Menendez’s decision came the same day reports emerged that President Donald Trump’s Department of Justice was investigating Minnesota Governor Tim Walz and Minneapolis Mayor Jacob Frey over their public criticism of ICE operations in the Twin Cities.
Tensions escalated further after news broke that the Department of Defense had placed 1,500 active duty troops on standby for possible deployment to Minnesota. The move came two days after Trump threatened to invoke the Insurrection Act in response to widespread protests against immigration enforcement in the area.
Mayor Frey responded forcefully to the news, rejecting what he described as federal intimidation. “This act was clearly designed to intimidate the people of Minneapolis, and here’s the thing: We’re not going to be intimidated,” Frey said during an appearance on CNN’s State of the Union.
Describing the situation facing the city, Frey added, “I never thought in a million years that we would be invaded by our own federal government.”
Frey emphasized that the federal presence already far outweighed local law enforcement, noting that approximately 3,000 ICE and Customs and Border Protection officers were operating in the area compared with roughly 600 local police officers. “The best way to get safety is not to have an influx of even more agents and, in this case, military in Minneapolis,” he said.

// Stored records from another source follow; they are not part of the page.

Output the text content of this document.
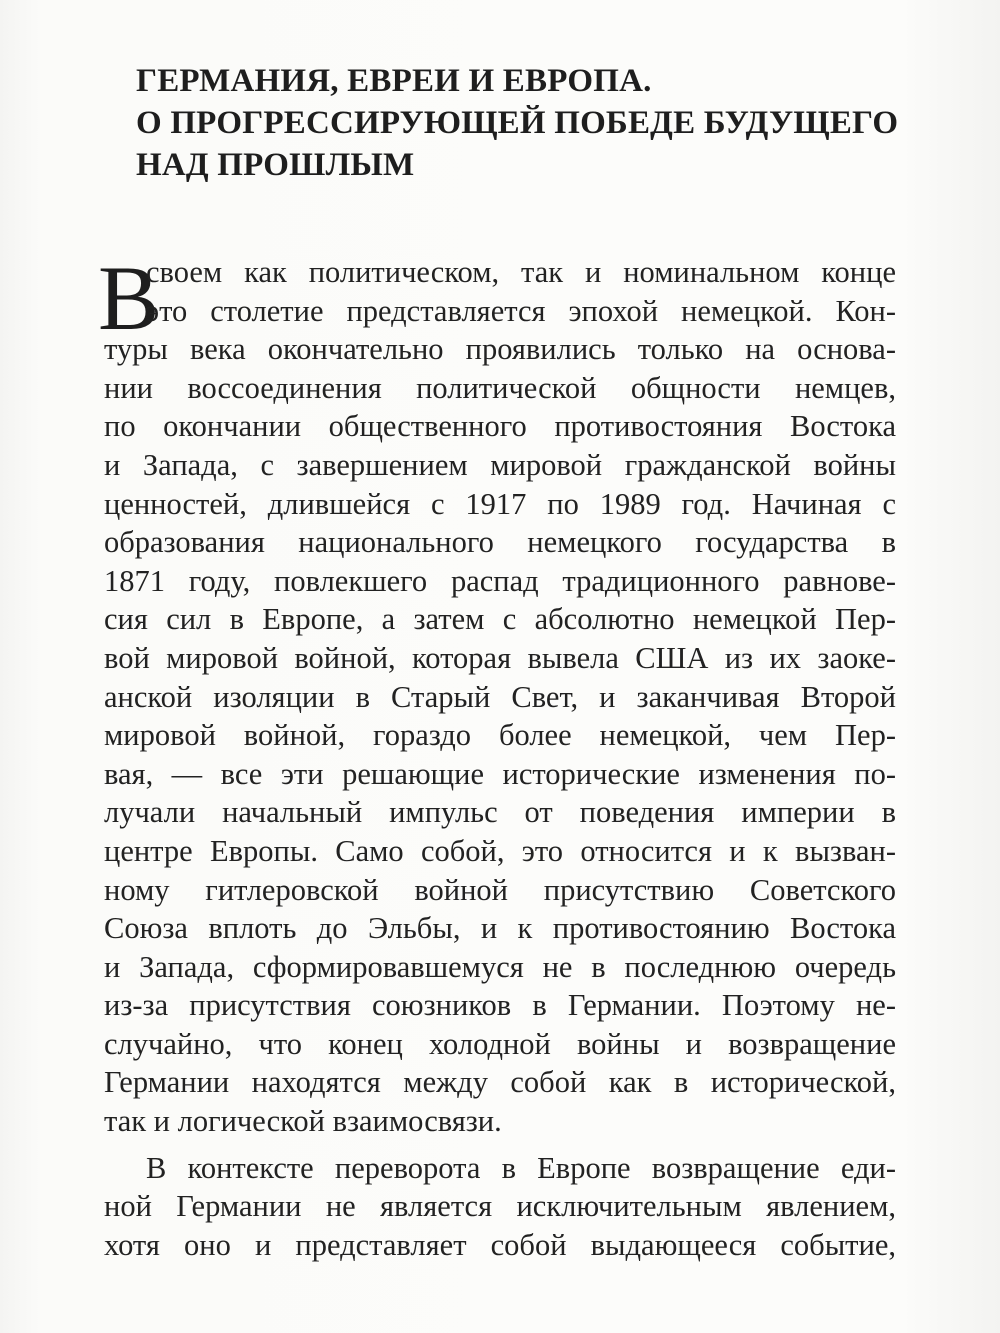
ГЕРМАНИЯ, ЕВРЕИ И ЕВРОПА.
О ПРОГРЕССИРУЮЩЕЙ ПОБЕДЕ БУДУЩЕГО
НАД ПРОШЛЫМ
В
своем как политическом, так и номинальном конце
это столетие представляется эпохой немецкой. Кон-
туры века окончательно проявились только на основа-
нии воссоединения политической общности немцев,
по окончании общественного противостояния Востока
и Запада, с завершением мировой гражданской войны
ценностей, длившейся с 1917 по 1989 год. Начиная с
образования национального немецкого государства в
1871 году, повлекшего распад традиционного равнове-
сия сил в Европе, а затем с абсолютно немецкой Пер-
вой мировой войной, которая вывела США из их заоке-
анской изоляции в Старый Свет, и заканчивая Второй
мировой войной, гораздо более немецкой, чем Пер-
вая, — все эти решающие исторические изменения по-
лучали начальный импульс от поведения империи в
центре Европы. Само собой, это относится и к вызван-
ному гитлеровской войной присутствию Советского
Союза вплоть до Эльбы, и к противостоянию Востока
и Запада, сформировавшемуся не в последнюю очередь
из-за присутствия союзников в Германии. Поэтому не-
случайно, что конец холодной войны и возвращение
Германии находятся между собой как в исторической,
так и логической взаимосвязи.
В контексте переворота в Европе возвращение еди-
ной Германии не является исключительным явлением,
хотя оно и представляет собой выдающееся событие,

Minnesota authorities have also taken precautionary steps. Governor Walz ordered the Minnesota National Guard to mobilize, though state officials said the Guard was not deployed to city streets and would focus on supporting public safety and protecting the rights of people who assemble peacefully.
Asked whether he feared a scenario in which ICE, CBP, the military, the National Guard, and local police could end up in conflict, Frey responded bluntly. “We can’t have that in America,” he said.
As protests continue and additional legal challenges remain pending, the preliminary injunction issued by Judge Menendez places temporary limits on federal enforcement tactics in Minnesota. Whether those limits will hold, and how the Trump administration responds, remains a central question as the Twin Cities continue to serve as a focal point for national debates over immigration enforcement, protest rights, and the reach of federal power.